'Stroke is everybody’s issue' – a survivor’s story

Suzan Raputhi-Letsoalo suffered a serious stroke in 2010.
Suzan Raputhi-Letsoalo suffered a serious stroke in 2010.

World Stroke Day is celebrated to raise awareness of an often fatal experience. Strokes can, however, be avoided. 

According to the Heart and Stroke Foundation South Africa, 10 people in South Africa have a stroke every hour. In addition, one in three South Africans suffers from high blood pressure, which is a major risk for stroke.

Suzan’s story

stroke can literally be described as a “brain attack”, where the blood flow to the brain is temporarily cut off or limited. This causes a lack of vital oxygen and nutrients to the brain, causing cells to die within minutes.

Although not all strokes result in death, they can change lives forever. In 2010, Suzan Raphuti-Letsoalo from Atteridgeville, Pretoria, suffered a haemorrhagic stroke following the birth of her youngest child.

She spent close to a month in a coma. When she woke up, she was unable to walk, use her arms or speak. The former social worker and mother of three suddenly had to face drastic changes in her life.

As if taking care of a newborn baby wasn't challenging enough, she had to relearn to walk and talk during that time. She underwent intense rehabilitation – and to the great surprise of her doctors she recovered. The fact that she regained her speech and movement was a pure miracle.

Suzan was unable to return to work after her ordeal, but made use of the few resources she had to create a support system for other stroke survivors in her area.

“To me, after this ordeal, stroke is everybody’s issue right now,” says Suzan. “It’s not only an issue for stroke survivors and their families – a stroke can attack everybody and it knows no age.”

Know your numbers

Suzan's support group is called Stroke Tamara, and aims to teach people about the dangers of a stroke and the importance of acting quickly in an emergency. In the lead-up to World Stroke Day, Stroke Tamara partnered with Angels Initiative to create and raise awareness of stroke at the Bara taxi rank in Johannesburg.

Here, people are receiving information about strokes – they can also get tested for high blood pressure, which is one of the main risk factors for stroke.

“Know your numbers – your blood pressure, your glucose levels," says Dr Shanil Naidoo from the pharmaceutical company Boehringer Ingelheim. He says if you know that you have high blood pressure for example, you will know that you are at high risk of having a stroke and can do something about it. 

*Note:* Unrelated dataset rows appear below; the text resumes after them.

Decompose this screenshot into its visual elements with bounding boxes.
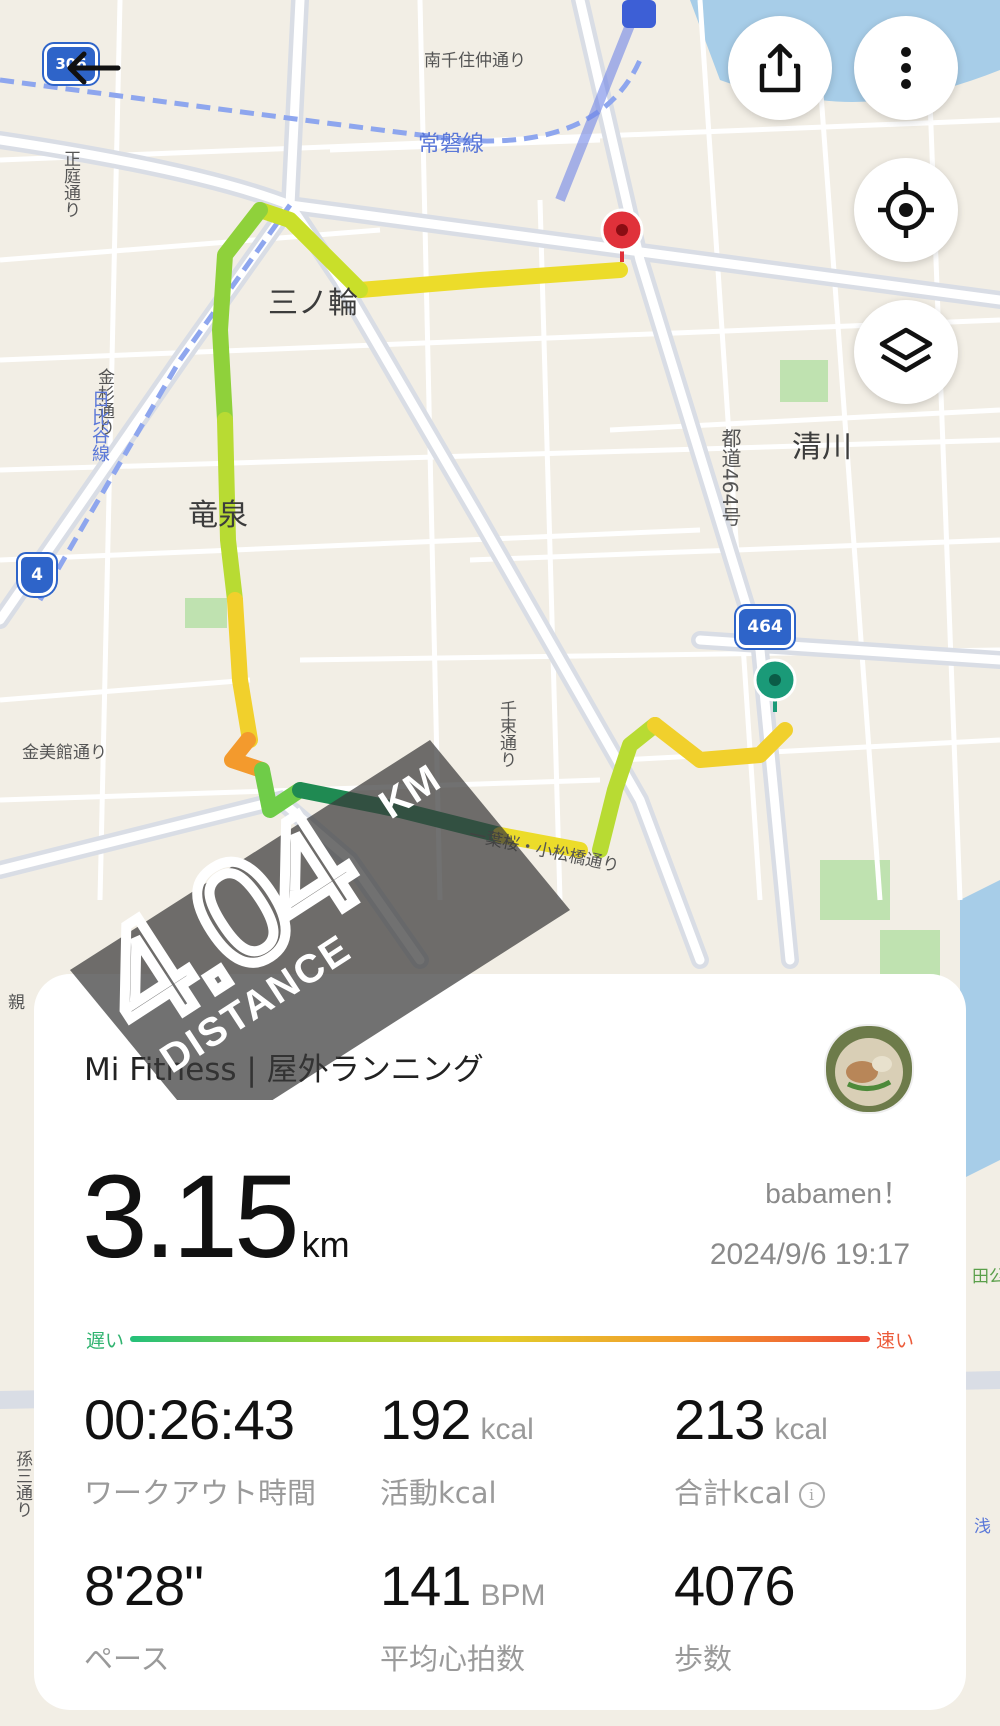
stat-active-kcal: 192 kcal 活動kcal <box>380 1392 534 1512</box>
stat-value: 00:26:43 <box>84 1388 295 1451</box>
pace-gradient-bar <box>130 1336 870 1342</box>
stat-value: 8'28" <box>84 1554 204 1617</box>
workout-datetime: 2024/9/6 19:17 <box>709 1238 910 1271</box>
map-label-toudou: 都道464号 <box>718 428 742 527</box>
map-label-den: 田公 <box>972 1267 1000 1287</box>
map-label-oya: 親 <box>8 993 25 1013</box>
stat-label: 歩数 <box>674 1642 733 1676</box>
avatar-image <box>826 1026 912 1112</box>
pace-legend-slow: 遅い <box>86 1330 125 1352</box>
map-label-kinbikan: 金美館通り <box>22 743 107 763</box>
stat-unit: BPM <box>480 1579 546 1612</box>
more-vertical-icon <box>901 47 911 89</box>
info-icon[interactable]: i <box>798 1482 825 1508</box>
stat-value: 213 <box>674 1388 765 1451</box>
stat-label: 合計kcal <box>674 1476 791 1510</box>
distance-value: 3.15 km <box>82 1151 350 1283</box>
stat-value: 192 <box>380 1388 471 1451</box>
layers-button[interactable] <box>854 300 958 404</box>
app-title: Mi Fitness | 屋外ランニング <box>84 1052 484 1088</box>
stat-pace: 8'28" ペース <box>84 1554 204 1678</box>
stat-label: ワークアウト時間 <box>84 1476 317 1510</box>
workout-summary-card: Mi Fitness | 屋外ランニング 3.15 km babamen！ 202… <box>34 974 966 1710</box>
map-label-ryusen: 竜泉 <box>188 498 248 533</box>
locate-icon <box>878 182 934 238</box>
share-icon <box>759 43 801 93</box>
route-shield-4: 4 <box>18 554 56 596</box>
back-button[interactable] <box>52 38 132 98</box>
map-label-minamisenju: 南千住仲通り <box>424 51 526 71</box>
share-button[interactable] <box>728 16 832 120</box>
avatar[interactable] <box>824 1024 914 1114</box>
stat-unit: kcal <box>480 1413 534 1446</box>
more-button[interactable] <box>854 16 958 120</box>
layers-icon <box>879 327 933 373</box>
map-label-senzoku: 千束通り <box>496 700 516 768</box>
map-label-joban: 常磐線 <box>418 132 485 157</box>
stat-value: 141 <box>380 1554 471 1617</box>
stat-label: 平均心拍数 <box>380 1642 526 1676</box>
map-label-mago: 孫三通り <box>12 1450 32 1518</box>
locate-button[interactable] <box>854 158 958 262</box>
pace-legend-fast: 速い <box>875 1330 914 1352</box>
stat-value: 4076 <box>674 1554 796 1617</box>
map-label-asa: 浅 <box>974 1517 991 1537</box>
stat-steps: 4076 歩数 <box>674 1554 796 1678</box>
map-label-kiyokawa: 清川 <box>792 430 852 465</box>
route-shield-464: 464 <box>736 606 794 648</box>
back-arrow-icon <box>67 51 121 85</box>
username: babamen！ <box>765 1178 910 1209</box>
stat-unit: kcal <box>774 1413 828 1446</box>
map-label-hibiya: 日比谷線 <box>89 390 110 462</box>
stat-label: ペース <box>84 1642 170 1676</box>
stat-workout-time: 00:26:43 ワークアウト時間 <box>84 1392 316 1512</box>
distance-unit: km <box>301 1224 350 1265</box>
stat-heart-rate: 141 BPM 平均心拍数 <box>380 1558 545 1678</box>
map-label-shotei: 正庭通り <box>60 150 80 218</box>
stat-total-kcal: 213 kcal 合計kcal i <box>674 1392 828 1512</box>
stat-label: 活動kcal <box>380 1476 497 1510</box>
map-label-minowa: 三ノ輪 <box>268 286 358 321</box>
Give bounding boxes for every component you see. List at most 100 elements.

Prof Feroza Motara, Head of Emergency Medicine at the University of Witwatersrand, states that the Angels Initiative was adopted to raise awareness of stroke, not only for World Stroke Day, but to improve treatment, facilities and the capability of handling acute strokes in general.

“Ordinary citizens are essentially the ‘first responders’ when a stroke occurs. If they are able to act with certainty and speed to secure emergency treatment, we can save many lives and reduce the severity of long-term damage,” she said. 

Lower your risk

You can lower your risk for a stroke by taking the following measures:

  • Follow a balanced lifestyle: eat healthy and exercise regularly.
  • Get your blood pressure and blood sugar tested regularly.
  • Cut out salt.
  • Consume alcohol sparingly and quit smoking.